Гришуткин, когда бывал пьян, всем говорил "ты".
- Выдумываете вы, Агей Алексеич! Бог знает что, право... - застенчиво отвечал доктор.
- Ну, ну... не разговаривай, доктор! Одевайся и валяй... Как, бишь, это поется в "Жизни за царя"? И на пути любви денек срываем мы как бы цветок... Одевайся, душа моя. Да ну же! Тимоша! Доктор! Да ну же, скотина!
- Извините, я вас не понимаю.
- Да что же тут не понимать! Астрономия тут, что ли? Одевайся и иди к лампочке, вот и всё понятие.
- Странно, что вы такого нелестного мнения об этой особе и обо мне.
- Да брось ты философствовать! - рассердился Гришуткин. - Неужели ты можешь еще колебаться? Ведь это цинизм!
Он долго убеждал доктора, сердился, умолял, даже становился на колени и кончил тем, что громко выбранился, плюнул и повалился в постель. Но через четверть часа вдруг вскочил и разбудил доктора.
- Послушайте! Вы решительно отказываетесь идти к ней? - спросил он строго.
- Ах... зачем я пойду? Какой вы беспокойный человек, Агей Алексеич! С вами ездить на вскрытие - это ужасно!
- Ну так, чёрт вас возьми, я пойду к ней! Я... я не хуже какого-нибудь правоведа или бабы доктора. Пойду!
Он быстро оделся и пошел к двери.
Доктор вопросительно поглядел на него, как бы не понимая, потом вскочил.
- Вы, полагаю, это шутите? - спросил он, загораживая Гришуткину дорогу.
- Некогда мне с тобой разговаривать... Пусти!
- Нет, я не пущу вас, Агей Алексеич. Ложитесь спать... Вы пьяны!
- По какому это праву ты, эскулап, меня не пустишь?
- По праву человека, который обязан защитить благородную женщину. Агей Алексеич, опомнитесь, что вы хотите делать! Вы старик! Вам шестьдесят семь лет!
- Я старик? - обиделся Гришуткин. - Какой это негодяй сказал тебе, что я старик?
- Вы, Агей Алексеич, выпивши и возбуждены. Нехорошо! Не забывайте, что вы человек, а не животное! Животному прилично подчиняться инстинкту, а вы царь природы, Агей Алексеич!
Царь природы побагровел и сунул руки в карманы.

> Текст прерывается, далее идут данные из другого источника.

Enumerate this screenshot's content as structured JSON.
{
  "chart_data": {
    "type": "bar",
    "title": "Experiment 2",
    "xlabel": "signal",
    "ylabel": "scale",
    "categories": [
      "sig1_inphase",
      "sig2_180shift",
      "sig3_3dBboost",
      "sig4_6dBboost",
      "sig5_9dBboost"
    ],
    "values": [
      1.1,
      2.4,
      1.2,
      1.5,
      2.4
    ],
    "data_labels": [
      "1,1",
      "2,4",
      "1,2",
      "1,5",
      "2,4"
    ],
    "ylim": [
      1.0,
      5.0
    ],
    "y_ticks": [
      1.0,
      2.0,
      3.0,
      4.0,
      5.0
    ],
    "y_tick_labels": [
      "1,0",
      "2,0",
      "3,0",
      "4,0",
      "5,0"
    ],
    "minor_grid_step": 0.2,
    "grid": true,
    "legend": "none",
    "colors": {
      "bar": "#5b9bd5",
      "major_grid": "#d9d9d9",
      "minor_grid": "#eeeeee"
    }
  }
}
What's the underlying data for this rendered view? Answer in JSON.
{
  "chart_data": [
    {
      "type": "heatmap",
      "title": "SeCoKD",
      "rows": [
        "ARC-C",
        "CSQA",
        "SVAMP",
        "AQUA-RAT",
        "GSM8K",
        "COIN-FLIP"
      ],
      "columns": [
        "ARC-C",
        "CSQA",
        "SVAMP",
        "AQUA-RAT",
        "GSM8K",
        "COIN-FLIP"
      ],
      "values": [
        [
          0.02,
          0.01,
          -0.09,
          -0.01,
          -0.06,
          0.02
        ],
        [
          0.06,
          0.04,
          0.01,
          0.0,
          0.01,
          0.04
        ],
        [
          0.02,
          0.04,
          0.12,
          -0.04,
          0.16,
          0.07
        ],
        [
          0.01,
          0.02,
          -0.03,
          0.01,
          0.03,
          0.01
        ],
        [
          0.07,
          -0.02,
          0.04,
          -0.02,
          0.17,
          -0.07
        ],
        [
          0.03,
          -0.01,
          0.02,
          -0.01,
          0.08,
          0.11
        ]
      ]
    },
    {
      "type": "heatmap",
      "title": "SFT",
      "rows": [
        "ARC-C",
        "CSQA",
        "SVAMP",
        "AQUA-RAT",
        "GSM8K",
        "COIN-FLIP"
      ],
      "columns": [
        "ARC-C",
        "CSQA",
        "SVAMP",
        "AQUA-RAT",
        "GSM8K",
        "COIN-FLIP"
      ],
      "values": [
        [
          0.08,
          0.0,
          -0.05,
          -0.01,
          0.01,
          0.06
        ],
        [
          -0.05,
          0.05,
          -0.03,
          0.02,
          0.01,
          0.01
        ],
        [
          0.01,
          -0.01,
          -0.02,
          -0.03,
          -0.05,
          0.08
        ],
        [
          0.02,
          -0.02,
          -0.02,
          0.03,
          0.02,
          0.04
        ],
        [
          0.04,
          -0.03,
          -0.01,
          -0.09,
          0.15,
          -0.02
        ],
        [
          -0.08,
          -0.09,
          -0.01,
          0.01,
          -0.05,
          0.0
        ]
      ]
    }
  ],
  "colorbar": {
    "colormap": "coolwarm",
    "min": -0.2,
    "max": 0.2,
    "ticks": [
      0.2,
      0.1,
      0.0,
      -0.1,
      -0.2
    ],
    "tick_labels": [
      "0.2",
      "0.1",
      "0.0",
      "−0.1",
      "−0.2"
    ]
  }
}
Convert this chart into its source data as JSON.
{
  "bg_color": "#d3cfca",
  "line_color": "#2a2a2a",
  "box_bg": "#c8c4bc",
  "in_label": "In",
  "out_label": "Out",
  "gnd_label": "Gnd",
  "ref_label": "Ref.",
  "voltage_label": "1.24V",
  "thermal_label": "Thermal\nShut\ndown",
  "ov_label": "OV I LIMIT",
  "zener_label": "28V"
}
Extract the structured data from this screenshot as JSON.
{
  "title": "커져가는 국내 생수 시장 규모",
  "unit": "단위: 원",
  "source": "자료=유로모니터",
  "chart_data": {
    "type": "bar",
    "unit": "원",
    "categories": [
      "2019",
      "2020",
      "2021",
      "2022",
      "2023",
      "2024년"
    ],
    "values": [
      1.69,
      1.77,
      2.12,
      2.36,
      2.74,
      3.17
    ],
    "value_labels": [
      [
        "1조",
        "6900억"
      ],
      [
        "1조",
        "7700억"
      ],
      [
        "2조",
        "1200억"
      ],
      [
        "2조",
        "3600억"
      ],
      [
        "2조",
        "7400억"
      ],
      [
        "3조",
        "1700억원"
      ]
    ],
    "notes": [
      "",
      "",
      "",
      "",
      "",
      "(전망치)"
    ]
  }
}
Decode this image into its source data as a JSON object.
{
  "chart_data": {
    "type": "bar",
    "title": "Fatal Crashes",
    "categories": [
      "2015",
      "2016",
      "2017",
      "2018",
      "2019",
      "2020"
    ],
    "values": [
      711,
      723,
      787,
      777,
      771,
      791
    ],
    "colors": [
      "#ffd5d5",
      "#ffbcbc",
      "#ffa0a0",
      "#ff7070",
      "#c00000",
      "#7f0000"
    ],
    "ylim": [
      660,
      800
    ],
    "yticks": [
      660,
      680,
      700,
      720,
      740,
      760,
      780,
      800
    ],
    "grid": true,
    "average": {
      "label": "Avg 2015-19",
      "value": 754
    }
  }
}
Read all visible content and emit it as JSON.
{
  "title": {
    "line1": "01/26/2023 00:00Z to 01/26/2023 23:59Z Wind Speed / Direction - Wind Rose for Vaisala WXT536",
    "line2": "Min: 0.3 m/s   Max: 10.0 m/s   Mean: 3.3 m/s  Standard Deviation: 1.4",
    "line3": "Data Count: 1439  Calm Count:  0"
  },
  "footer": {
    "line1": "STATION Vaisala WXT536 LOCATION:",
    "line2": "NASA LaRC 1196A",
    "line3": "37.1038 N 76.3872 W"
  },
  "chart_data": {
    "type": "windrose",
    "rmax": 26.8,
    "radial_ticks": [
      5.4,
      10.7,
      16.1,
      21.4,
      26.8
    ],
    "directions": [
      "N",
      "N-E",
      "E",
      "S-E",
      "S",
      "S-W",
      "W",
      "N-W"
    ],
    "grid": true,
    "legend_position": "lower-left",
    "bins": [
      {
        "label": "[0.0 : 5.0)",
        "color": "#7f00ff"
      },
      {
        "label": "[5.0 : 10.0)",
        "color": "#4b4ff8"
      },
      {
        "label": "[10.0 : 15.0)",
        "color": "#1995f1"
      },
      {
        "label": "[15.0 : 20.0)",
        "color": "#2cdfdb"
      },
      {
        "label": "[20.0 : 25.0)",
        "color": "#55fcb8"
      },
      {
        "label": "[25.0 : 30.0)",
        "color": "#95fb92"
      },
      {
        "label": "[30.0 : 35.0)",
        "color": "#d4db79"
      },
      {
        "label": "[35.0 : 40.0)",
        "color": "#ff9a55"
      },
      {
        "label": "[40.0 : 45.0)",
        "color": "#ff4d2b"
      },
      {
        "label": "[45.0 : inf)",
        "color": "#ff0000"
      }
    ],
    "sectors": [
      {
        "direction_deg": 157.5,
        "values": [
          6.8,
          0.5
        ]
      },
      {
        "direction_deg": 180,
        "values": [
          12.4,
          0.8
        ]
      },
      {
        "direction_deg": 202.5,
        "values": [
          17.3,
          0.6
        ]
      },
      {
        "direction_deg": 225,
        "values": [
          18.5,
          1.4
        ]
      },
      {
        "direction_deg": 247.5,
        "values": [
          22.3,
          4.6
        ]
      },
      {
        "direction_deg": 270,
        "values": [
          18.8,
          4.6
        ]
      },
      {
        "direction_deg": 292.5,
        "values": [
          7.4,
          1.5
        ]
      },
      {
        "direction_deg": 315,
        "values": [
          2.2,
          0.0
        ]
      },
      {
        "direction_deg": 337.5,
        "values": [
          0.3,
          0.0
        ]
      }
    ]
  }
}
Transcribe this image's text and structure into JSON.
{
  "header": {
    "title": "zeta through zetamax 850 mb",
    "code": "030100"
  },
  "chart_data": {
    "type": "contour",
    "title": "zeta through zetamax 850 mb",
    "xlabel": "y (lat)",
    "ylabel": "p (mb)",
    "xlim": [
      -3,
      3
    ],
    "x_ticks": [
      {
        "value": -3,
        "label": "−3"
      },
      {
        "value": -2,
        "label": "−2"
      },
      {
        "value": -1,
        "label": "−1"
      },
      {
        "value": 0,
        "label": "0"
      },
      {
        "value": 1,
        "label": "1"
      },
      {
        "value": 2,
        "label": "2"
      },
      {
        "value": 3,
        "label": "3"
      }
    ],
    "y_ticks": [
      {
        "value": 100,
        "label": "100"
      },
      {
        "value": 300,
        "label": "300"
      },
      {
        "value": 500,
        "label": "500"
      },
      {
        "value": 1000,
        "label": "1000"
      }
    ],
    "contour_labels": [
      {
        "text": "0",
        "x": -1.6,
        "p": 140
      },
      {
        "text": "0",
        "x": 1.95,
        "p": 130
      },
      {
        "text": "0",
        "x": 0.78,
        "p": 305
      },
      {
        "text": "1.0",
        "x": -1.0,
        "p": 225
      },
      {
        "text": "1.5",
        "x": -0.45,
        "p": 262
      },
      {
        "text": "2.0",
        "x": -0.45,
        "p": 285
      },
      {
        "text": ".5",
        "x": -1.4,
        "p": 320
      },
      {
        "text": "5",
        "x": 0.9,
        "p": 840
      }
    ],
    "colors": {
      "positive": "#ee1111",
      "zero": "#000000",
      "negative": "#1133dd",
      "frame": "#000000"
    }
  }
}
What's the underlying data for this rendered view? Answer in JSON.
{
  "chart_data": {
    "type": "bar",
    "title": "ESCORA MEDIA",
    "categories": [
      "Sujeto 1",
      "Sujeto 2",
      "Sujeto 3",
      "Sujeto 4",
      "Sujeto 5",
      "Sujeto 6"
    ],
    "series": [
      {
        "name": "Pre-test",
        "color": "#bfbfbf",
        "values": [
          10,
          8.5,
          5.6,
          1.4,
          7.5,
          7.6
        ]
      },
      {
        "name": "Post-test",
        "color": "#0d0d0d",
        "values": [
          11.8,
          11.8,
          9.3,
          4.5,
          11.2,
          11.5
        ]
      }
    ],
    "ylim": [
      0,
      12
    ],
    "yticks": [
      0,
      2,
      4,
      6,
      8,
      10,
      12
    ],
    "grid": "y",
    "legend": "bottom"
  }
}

- Последний раз спрашиваю: пустишь ты меня или нет? - крикнул он вдруг пронзительным голосом, точно кричал в поле на ямщика. - Каналья!
Но тотчас же он сам испугался своего голоса и отошел от двери к окну. Он хотя был и пьян, но ему стало стыдно этого своего пронзительного крика, который, вероятно, разбудил всех в доме. После некоторого молчания к нему подошел доктор и тронул его за плечо. Глаза доктора были влажны, щеки пылали...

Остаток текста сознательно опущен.